Reading Failure Punishment

Uncategorized Apr 28, 2019

Punishment for reading failure is never justified! Period!

When students fall behind, some teachers put pressure on parents to do more work at home to raise their reading scores even though they are not trained to do so.  Failure to learn to read well is usually blamed on a weakness in the child rather than on weaknesses in the way learning to read has been handled by others in the child’s life.  Parents may blame the child for not trying and cut back on privileges or drill them until they hate reading.  This is a huge mistake.

Failure can set a self-fulfilling prophecy in motion.  Children feel helpless and depend on someone else to ‘rescue’ them.  They begin to prefer easier tasks and are less interested in reading.  Learning to read requires risk taking and belief in the possibility of success.  Not only that, but failure leads to an expectation of future failure.

Promising rewards for reading can be especially damaging.  As much as children say they hate reading – it isn’t true.  They hate themselves for their failure.  They long to read the books their friends are talking about.  I’ve heard parents even say their child can’t read because they’re stubborn or aren’t trying hard enough.  What a way to dig a deeper ditch of despair!

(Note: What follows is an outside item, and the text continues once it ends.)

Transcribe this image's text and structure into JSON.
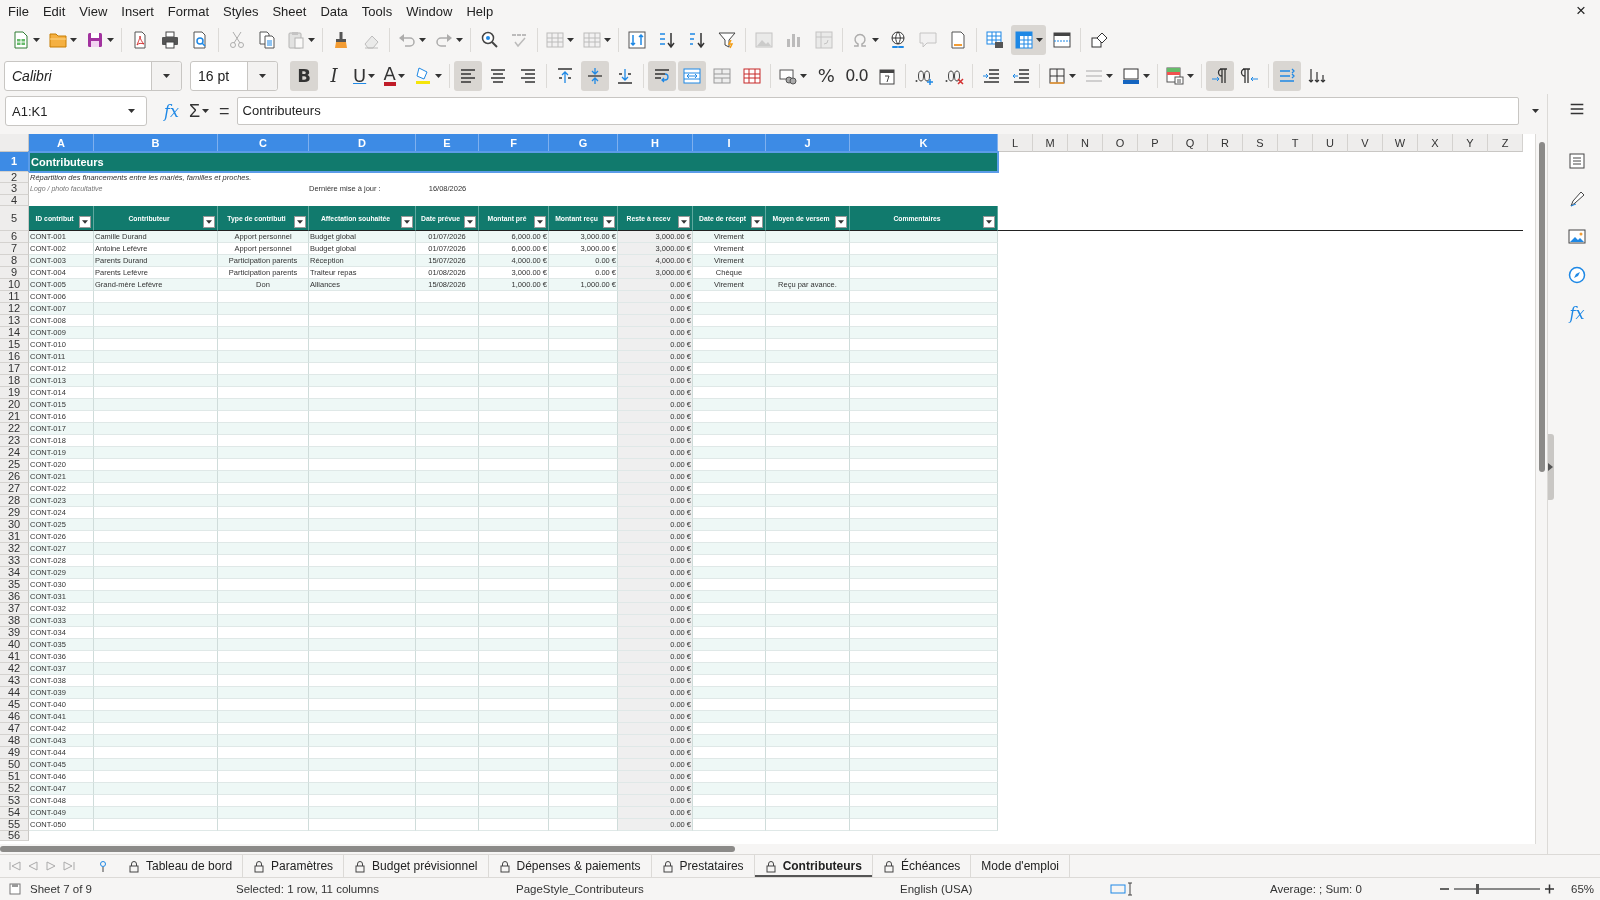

Offering rewards for something students are confused about and unable to do is the most damaging.  It totally puts the blame for failure on the student and makes reading even more difficult to achieve.  Reading for the knowledge and pleasure it brings to ones life, not for pizza and praise, is what is valuable.  Reading is its own reward!

Pressure to perform, even as young as four and five years old, creates depression and fear in those for whom it is impossible.  Many are not mature enough, and do not have the attention span for academic work.  If they experience failure early on, they may be unable to overcome the fear of failure that is embedded in their sub-conscious when they have achieved the maturity.  Every grade has students that differ by one year in age. It is insane to expect them all to accomplish the same tasks at the same time.

Teaching children to read needs to be examined and re-focused.